A Revisitação do Citius

     «A ministra da Justiça, Francisca van Dunem, deu ordens expressas para que haja uma avaliação do sistema informático dos tribunais (Citius) que em setembro de 2014 bloqueou com a passagem dos 3,5 milhões de processos eletrónicos com a entrada em vigor da reforma judiciária.


     Assim, a titular da pasta da Justiça garantiu ao DN que está decidida a resolver a "pesada herança do governo anterior", já que a plataforma informática não aguentou o "volume" eletrónico e acabou por deixar os tribunais parados durante 44 dias.


     Fonte do gabinete da atual titular da pasta garantiu ao DN que "estão neste momento a monitorizar o atual Citius para dar a segurança e robustez necessária". Deixando implícito que, para já, não está em curso uma substituição integral do "velho" para um "novo" Citius.


     Uma monitorização "no terreno", comarca a comarca, feita por técnicos do Instituto de Gestão Financeira e Equipamentos da Justiça (IGFEJ), o organismo responsável no Ministério da Justiça (MJ) pela plataforma informática que regista todos os processos pendentes. "Para o efeito, já foram implementadas medidas de monitorização e, paralelamente, estão a ser delineadas novas medidas de desenvolvimento. A monitorização está a ser coordenada pelo IGFEJ, em estreita colaboração com os utilizadores, de forma a consolidar as condições de segurança e robustez necessárias de capacidade de resposta efetiva do sistema", diz ao DN fonte do gabinete de Francisca van Dunem.


     Garantir fiabilidade dos dados naquela que foi a primeira intervenção da ministra da Justiça na Assembleia da República – a 7 de janeiro –, o tema do sistema informático dos tribunais não deixou de estar em cima da mesa.

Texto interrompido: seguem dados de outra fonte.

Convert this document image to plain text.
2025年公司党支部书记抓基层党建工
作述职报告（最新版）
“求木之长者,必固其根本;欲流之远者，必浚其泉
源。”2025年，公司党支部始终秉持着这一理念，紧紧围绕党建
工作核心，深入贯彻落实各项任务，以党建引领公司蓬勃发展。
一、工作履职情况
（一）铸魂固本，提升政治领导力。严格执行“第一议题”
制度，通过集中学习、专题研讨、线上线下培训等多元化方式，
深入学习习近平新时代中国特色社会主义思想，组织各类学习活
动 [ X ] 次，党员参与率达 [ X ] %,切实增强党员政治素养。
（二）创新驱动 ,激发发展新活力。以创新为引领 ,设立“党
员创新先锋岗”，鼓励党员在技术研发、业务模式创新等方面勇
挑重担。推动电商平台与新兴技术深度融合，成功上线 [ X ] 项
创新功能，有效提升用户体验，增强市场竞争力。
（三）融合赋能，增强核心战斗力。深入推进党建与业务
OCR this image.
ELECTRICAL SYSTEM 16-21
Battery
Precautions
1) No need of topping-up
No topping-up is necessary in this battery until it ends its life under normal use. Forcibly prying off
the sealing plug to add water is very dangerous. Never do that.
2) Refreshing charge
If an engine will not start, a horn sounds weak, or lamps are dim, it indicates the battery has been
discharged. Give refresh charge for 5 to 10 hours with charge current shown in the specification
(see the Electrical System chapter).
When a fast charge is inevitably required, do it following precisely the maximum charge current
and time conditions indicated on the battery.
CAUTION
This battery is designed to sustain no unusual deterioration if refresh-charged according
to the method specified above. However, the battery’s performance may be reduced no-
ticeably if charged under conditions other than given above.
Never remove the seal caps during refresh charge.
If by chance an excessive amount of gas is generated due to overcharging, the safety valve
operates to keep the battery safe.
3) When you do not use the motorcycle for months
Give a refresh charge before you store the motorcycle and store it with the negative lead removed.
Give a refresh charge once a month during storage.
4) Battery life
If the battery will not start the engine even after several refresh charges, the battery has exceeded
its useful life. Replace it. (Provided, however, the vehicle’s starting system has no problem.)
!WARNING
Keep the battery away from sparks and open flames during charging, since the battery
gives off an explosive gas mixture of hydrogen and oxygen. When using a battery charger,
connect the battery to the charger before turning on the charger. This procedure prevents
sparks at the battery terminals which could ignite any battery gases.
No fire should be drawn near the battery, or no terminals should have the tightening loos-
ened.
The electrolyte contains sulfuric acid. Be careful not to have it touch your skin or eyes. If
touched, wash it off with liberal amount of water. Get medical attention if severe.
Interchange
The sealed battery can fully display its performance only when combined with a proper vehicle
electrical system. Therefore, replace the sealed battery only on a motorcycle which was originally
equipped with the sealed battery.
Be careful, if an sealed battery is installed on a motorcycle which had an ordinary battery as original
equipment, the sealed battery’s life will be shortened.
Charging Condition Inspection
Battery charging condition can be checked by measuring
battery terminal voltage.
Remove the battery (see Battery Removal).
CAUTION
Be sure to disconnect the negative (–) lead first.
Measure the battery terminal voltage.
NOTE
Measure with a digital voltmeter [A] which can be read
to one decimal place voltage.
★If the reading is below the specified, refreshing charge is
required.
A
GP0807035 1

A titular da pasta garantiu que era uma preocupação do atual Governo e que, neste momento, ainda existe "um problema de fiabilidade dos dados do Citius". A titular da pasta já deu a entender aos deputados da Comissão de Assuntos Constitucionais, Liberdades e Garantias que a renovação integral do Citius não é uma prioridade a curto prazo. Dizendo até que o sistema, para já, está "estável".


     No relatório anual da Procuradoria-Geral Distrital de Lisboa – assinado há um ano – em que Francisca van Dunem ainda ocupava o cargo de procuradora-geral da distrital, a magistrada assumia que a inoperacionalidade do sistema informático "gerou um longo período de paralisação da atividade, com reflexos profundos nas pendências processuais e com consequências na operacionalidade do sistema, por não reposição de algumas das suas funcionalidades essenciais, que perduravam ainda no final do ano de 2014". A então líder da PGDL assumia ainda, no seu relatório, que as pendências regrediram "a níveis anteriores a 2013" após a recuperação que se iniciou em 2001.


     O mesmo documento referia ainda que a plataforma "não trata apenas da regularização dos serviços, da arrumação de processos, no sentido literal do termo", e avisou que "para o ano que se inicia é crucial que o sistema recupere informaticamente".


     O bloqueio da plataforma informática dos tribunais, que esteve parada durante 44 dias, fez que o número de processos pendentes nos tribunais aumentasse de 54 mil processos, em junho de 2014, para 64 mil em janeiro de 2015.


     A ministra da Justiça já se mostrou preocupada com as restrições orçamentais atribuídas à pasta que lidera: para este ano serão menos 16,3 milhões de euros que no ano passado. Já a Administração Interna terá uma redução de apenas quatro milhões e meio de euros.


     Recorde-se que na altura da implementação da reforma judiciária em que foram encerrados 20 tribunais e outros 27 despromovidos a secções de proximidade, os vários tribunais do país viram-se obrigados a "arrumar" os processos judiciais na nova geografia dos tribunais. No total foram transferidos 3,5 milhões de processos eletrónicos e ainda cerca de 700 mil processos em papel.»